The Practical Version

Most teams do not need a grand reorg. They need one editable loop.

Pick a recurring workflow where the output matters, the current process is visible enough to inspect, and the success criteria are not purely vibes. Support triage. Release readiness. Customer onboarding. Incident follow-up. Sales research. Data quality review. Feature intake.

Then write the operating file:

  1. Purpose: what this loop exists to achieve.
  2. Inputs: what signals enter the loop and where they come from.
  3. Actions: what people and agents are allowed to do.
  4. Constraints: what must never be violated.
  5. Evaluation: how output quality is measured.
  6. Escalation: when the loop must stop and ask for human judgment.
  7. Change policy: how the loop itself can be edited.

Run the loop for a week. Do not ask only whether the outputs improved. Ask where the instructions were wrong. Where did the agent need information that lived only in someone’s head? Where did the metric reward the wrong behavior? Where did review catch problems too late? Where did a human make the same judgment three times, suggesting the rule should be written down?

Then patch the operating file and run again.

That is the editable organization in miniature. Not a manifesto. A working loop whose source can be read.


Read Your Own Source

The reason this matters is not that agents are about to make companies infinitely productive. That framing is too shallow. The deeper shift is that agents make organizational instructions executable. Once instructions are executable, the quality of the instruction becomes inseparable from the quality of the organization.

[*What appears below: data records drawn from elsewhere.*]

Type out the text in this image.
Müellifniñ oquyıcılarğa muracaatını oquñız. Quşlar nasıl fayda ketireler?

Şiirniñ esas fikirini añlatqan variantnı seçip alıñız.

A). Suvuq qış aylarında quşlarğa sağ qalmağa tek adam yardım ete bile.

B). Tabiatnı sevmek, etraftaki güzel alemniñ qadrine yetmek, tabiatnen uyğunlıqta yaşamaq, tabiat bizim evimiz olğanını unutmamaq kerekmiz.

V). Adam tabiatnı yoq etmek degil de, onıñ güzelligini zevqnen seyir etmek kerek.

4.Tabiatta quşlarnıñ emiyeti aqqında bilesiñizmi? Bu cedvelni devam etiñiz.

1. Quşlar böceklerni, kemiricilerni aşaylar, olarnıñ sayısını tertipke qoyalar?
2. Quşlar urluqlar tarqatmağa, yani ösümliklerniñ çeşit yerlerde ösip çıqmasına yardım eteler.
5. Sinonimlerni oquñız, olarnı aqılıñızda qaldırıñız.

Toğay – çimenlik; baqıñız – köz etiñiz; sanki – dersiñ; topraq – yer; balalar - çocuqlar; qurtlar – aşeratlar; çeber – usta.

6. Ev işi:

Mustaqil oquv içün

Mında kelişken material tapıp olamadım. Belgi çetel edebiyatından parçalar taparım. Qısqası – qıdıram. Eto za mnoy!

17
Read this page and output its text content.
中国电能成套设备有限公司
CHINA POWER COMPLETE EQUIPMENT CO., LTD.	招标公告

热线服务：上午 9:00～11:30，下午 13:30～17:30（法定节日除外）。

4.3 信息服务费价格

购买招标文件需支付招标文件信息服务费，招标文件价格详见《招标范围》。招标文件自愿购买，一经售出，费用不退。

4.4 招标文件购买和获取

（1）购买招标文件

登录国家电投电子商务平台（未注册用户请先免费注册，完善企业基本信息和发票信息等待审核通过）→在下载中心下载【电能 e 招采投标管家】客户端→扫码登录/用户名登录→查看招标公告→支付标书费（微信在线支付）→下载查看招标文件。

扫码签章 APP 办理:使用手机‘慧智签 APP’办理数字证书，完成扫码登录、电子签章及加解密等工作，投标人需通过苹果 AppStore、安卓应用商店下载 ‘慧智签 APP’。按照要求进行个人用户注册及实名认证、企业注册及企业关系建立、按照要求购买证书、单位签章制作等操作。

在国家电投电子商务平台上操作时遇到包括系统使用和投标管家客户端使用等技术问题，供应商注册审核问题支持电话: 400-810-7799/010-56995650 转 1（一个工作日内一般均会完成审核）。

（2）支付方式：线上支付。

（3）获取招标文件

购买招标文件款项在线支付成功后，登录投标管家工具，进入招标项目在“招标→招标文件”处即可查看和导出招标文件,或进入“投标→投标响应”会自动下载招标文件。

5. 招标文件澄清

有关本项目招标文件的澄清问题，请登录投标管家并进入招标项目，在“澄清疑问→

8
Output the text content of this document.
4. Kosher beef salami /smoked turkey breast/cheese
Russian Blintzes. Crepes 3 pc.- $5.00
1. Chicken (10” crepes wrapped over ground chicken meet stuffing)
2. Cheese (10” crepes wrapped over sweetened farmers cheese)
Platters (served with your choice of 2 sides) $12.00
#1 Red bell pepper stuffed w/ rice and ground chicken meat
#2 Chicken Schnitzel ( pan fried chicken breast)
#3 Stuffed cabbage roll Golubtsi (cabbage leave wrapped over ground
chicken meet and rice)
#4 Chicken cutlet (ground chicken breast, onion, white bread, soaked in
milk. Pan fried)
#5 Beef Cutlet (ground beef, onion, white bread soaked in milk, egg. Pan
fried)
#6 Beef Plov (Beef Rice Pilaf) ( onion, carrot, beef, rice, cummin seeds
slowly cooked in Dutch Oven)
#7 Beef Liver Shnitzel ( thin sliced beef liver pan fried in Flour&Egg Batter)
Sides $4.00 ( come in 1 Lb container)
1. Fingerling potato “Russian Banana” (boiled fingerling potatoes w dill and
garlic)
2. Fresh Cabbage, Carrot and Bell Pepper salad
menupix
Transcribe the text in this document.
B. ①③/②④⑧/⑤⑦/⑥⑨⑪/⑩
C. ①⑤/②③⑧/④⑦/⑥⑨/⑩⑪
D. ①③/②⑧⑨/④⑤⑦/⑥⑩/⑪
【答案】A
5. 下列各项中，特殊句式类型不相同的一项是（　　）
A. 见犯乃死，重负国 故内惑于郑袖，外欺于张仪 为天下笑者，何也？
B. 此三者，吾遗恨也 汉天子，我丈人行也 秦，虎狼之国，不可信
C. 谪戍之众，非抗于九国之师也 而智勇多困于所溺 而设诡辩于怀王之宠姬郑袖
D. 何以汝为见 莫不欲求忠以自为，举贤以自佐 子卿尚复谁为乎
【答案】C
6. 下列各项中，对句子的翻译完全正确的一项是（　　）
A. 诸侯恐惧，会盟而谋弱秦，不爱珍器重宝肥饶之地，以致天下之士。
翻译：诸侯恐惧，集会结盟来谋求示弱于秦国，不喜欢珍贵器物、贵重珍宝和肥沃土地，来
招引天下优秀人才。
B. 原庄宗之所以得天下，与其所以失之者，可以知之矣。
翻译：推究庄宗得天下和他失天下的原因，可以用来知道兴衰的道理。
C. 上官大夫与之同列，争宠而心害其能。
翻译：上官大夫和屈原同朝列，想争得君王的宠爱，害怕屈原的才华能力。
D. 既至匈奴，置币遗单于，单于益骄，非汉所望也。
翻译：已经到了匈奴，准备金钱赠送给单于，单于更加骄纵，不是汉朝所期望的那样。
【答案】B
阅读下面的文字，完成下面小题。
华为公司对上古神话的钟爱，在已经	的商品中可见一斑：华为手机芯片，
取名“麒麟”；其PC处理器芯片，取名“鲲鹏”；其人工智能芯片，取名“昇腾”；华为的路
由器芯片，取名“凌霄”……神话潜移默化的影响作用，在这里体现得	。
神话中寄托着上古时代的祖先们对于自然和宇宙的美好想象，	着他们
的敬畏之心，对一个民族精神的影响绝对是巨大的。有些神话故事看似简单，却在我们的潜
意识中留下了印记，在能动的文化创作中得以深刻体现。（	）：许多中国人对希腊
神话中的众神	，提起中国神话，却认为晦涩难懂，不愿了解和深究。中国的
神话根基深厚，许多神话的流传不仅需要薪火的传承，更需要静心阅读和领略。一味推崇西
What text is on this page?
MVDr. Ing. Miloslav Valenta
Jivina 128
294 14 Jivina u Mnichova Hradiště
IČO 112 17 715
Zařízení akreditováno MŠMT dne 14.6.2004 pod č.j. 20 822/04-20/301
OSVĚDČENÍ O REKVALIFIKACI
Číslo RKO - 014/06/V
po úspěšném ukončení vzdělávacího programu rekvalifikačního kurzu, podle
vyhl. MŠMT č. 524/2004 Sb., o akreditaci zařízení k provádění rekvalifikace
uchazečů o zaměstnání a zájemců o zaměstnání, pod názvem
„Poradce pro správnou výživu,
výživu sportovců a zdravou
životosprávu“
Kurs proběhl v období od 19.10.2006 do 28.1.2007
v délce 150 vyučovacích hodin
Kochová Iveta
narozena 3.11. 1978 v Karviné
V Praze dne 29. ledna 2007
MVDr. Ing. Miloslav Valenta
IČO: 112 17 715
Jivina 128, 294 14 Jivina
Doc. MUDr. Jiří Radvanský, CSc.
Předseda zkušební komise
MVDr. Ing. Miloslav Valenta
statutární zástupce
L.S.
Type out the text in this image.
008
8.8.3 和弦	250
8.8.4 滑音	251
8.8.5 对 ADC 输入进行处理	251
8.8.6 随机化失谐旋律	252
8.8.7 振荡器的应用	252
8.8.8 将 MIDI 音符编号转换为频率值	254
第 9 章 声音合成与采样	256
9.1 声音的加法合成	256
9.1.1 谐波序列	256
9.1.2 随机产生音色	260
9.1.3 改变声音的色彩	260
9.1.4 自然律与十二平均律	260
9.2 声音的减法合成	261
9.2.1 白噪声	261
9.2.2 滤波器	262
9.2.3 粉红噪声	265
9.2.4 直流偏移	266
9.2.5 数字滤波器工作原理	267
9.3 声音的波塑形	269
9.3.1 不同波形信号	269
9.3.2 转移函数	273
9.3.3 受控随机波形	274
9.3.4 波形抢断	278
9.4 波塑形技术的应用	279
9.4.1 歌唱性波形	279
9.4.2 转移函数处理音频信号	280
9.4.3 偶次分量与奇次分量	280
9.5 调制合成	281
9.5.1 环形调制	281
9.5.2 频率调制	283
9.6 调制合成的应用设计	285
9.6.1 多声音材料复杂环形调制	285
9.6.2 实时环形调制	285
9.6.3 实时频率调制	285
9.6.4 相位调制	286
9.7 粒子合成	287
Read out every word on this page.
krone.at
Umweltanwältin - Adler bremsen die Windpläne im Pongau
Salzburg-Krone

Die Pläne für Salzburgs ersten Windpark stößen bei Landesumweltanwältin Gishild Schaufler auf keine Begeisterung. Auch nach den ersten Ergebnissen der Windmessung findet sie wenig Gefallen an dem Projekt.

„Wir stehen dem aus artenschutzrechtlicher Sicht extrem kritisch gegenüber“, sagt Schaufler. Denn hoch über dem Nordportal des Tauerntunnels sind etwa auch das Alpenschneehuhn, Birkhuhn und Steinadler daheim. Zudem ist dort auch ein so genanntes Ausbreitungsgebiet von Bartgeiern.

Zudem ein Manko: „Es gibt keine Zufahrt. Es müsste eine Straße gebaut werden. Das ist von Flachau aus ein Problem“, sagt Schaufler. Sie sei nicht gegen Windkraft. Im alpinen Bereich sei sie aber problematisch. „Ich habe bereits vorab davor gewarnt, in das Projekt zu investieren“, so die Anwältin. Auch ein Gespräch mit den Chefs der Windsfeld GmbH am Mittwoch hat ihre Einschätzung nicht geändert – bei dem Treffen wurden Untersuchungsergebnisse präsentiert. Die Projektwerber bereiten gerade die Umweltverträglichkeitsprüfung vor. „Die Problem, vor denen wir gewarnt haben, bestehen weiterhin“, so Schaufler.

This is uncomfortable because it removes a convenient ambiguity. Many organizations survive by keeping their real rules implicit. They say one thing, reward another, and rely on people to reconcile the contradiction. Agents do not solve that contradiction. They surface it.

The editable organization is the one willing to look.

It does not pretend every human judgment can be compiled into a prompt. It does not confuse measurement with meaning. It does not remove people from the management layer and call that progress. It makes the management layer visible enough that people can argue about the actual source of behavior instead of the symptoms.

The question is not whether your organization is becoming software. It already did, slowly, through dashboards, workflows, policies, queues, and documents. The question is whether the software is readable.

If it is readable, it can be edited.

If it can be edited, it can be improved.

And if it can be improved, the most important product your company ships may be the company itself.